Semoga bermanfaat. Mohon maaf jika kurang berkenan, hal ini semata-mata karena keterbatasan ilmuku. (Imron Kuswandi M.).

Sabtu, 01 Agustus 2020

TENTANG MASALAH PEMBAGIAN HARTA WARISAN


Assalamu’alaikum wr. wb.

Salah seorang jama’ah Kuliah Subuh di Kota Blitar telah menyampaikan pertanyaan sebagai beikut: “Pak Imron, bagaimana dengan harta warisan yang saya tinggalkan? Anak saya 3 orang laki-laki semua, yang muslim hanya 1 orang, yaitu anak mbarep (anak yang pertama). Terimakasih ya Pak, salam untuk Bu Imron”.

Saudaraku,
Ketahuilah bahwa dalam Agama Islam, ahli waris lain agama, misalnya yang meninggal dunia adalah orang Yahudi (atau beragama lain/selain Agama Islam) sedangkan ahli warisnya beragama Islam, maka ahli waris yang muslim tersebut tidak boleh mewarisi hartanya. Demikian pula sebaliknya, yaitu ketika yang meninggal adalah seorang muslim sedangkan ahli warisnya beragama lain (non-muslim), maka ahli waris yang non-muslim tersebut juga tidak boleh mewarisi hartanya.
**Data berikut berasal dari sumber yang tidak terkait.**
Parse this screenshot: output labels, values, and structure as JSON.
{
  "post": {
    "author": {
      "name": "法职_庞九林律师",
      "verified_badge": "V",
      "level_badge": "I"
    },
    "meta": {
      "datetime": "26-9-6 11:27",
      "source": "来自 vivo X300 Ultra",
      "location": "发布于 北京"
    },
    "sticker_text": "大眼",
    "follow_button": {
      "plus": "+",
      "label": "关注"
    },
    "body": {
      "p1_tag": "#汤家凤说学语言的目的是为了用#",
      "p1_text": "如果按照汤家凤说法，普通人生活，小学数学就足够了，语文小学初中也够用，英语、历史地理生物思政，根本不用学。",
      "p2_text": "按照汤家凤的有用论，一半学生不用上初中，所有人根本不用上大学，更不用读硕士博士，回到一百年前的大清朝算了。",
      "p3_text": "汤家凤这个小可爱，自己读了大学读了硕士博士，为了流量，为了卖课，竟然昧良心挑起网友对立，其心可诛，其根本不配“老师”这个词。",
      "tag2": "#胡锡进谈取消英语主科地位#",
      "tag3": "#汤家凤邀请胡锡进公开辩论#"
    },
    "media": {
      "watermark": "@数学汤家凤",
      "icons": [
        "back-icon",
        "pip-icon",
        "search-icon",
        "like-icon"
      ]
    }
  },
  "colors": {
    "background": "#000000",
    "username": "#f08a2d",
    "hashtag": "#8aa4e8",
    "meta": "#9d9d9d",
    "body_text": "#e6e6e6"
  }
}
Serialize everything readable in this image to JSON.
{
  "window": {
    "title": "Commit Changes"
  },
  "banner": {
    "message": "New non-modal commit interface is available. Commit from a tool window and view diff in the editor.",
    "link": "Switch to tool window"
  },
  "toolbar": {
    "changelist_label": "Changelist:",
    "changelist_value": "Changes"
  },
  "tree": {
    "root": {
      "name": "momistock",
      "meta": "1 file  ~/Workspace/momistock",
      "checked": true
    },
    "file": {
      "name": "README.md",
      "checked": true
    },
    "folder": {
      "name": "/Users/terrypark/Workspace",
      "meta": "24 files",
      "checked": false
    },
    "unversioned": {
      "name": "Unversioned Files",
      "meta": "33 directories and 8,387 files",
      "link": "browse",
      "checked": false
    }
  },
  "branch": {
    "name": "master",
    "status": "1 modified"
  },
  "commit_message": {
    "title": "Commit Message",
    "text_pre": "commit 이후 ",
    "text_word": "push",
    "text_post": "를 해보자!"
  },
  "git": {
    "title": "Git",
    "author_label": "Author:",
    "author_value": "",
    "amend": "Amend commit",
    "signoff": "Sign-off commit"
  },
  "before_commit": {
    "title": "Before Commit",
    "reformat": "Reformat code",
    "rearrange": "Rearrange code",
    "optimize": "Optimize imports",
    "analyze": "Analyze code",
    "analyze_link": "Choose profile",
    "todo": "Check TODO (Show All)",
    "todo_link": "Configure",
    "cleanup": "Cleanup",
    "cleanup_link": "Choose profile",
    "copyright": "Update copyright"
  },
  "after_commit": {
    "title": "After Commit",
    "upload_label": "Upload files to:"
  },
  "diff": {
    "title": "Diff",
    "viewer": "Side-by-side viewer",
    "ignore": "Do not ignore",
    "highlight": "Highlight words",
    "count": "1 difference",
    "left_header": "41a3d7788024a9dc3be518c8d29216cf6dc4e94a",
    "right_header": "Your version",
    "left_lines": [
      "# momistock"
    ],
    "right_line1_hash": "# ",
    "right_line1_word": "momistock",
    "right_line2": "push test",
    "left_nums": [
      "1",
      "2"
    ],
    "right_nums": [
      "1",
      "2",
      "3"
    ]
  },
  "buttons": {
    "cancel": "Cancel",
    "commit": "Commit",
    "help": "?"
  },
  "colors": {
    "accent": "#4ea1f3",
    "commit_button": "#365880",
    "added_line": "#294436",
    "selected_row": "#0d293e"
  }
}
Perhatikan penjelasan Rasulullah shallallahu ‘alaihi wa sallam dalam beberapa hadits berikut ini:

حَدَّثَنَا سُلَيْمَانُ بْنُ عَبْدِ الرَّحْمَنِ حَدَّثَنَا سَعْدَانُ بْنُ يَحْيَى حَدَّثَنَا مُحَمَّدُ بْنُ أَبِي حَفْصَةَ عَنْ الزُّهْرِيِّ عَنْ عَلِيِّ بْنِ حُسَيْنٍ عَنْ عَمْرِو بْنِ عُثْمَانَ عَنْ أُسَامَةَ بْنِ زَيْدٍ أَنَّهُ قَالَ زَمَنَ الْفَتْحِ يَا رَسُولَ اللهِ أَيْنَ تَنْزِلُ غَدًا قَالَ النَّبِيُّ صَلَّى اللهُ عَلَيْهِ وَسَلَّمَ وَهَلْ تَرَكَ لَنَا عَقِيلٌ مِنْ مَنْزِلٍ ثُمَّ قَالَ لَا يَرِثُ الْمُؤْمِنُ الْكَافِرَ وَلَا يَرِثُ الْكَافِرُ الْمُؤْمِنَ قِيلَ لِلزُّهْرِيِّ وَمَنْ وَرِثَ أَبَا طَالِبٍ قَالَ وَرِثَهُ عَقِيلٌ وَطَالِبٌ قَالَ مَعْمَرٌ عَنْ الزُّهْرِيِّ أَيْنَ تَنْزِلُ غَدًا فِي حَجَّتِهِ وَلَمْ يَقُلْ يُونُسُ حَجَّتِهِ وَلَا زَمَنَ الْفَتْحِ. (رواه البخارى)
Telah menceritakan kepada kami Sulaiman bin Abdurrahman Telah menceritakan kepada kami Sa'dan bin Yahya Telah menceritakan kepada kami Muhammad bin Abu Hafsah dari Azzuhri dari Ali bin Husain dari Amru bin Utsman dari Usamah bin Zaid, katanya; "Sekarang telah tiba penaklukan ya Rasulullah, dimana engkau singgah esok?" Nabi shallallahu 'alaihi wasallam bersabda: Apakah Aqil meninggalkan persinggahan untuk kita? Lantas beliau sabdakan "Seorang mukmin tidak mewarisi orang kafir, dan orang kafir tidak mewarisi orang mukmin." Ditanyakan kepada Az Zuhri; Lantas siapa yang mewarisi Abu Thalib? Nabi menjawab: "Yang mewarisinya 'Aqil dan Thalib." Kata Ma'mar dari Az Zuhri dengan redaksi; 'Dimana engkau singgah esok – maksudnya ketika hajinya – sedang Yunus tidak mengatakan lafadz "Dalam hajinya" tidak pula ada redaksi "Jaman penaklukan Makkah." (HR. Bukhari, no. 3946).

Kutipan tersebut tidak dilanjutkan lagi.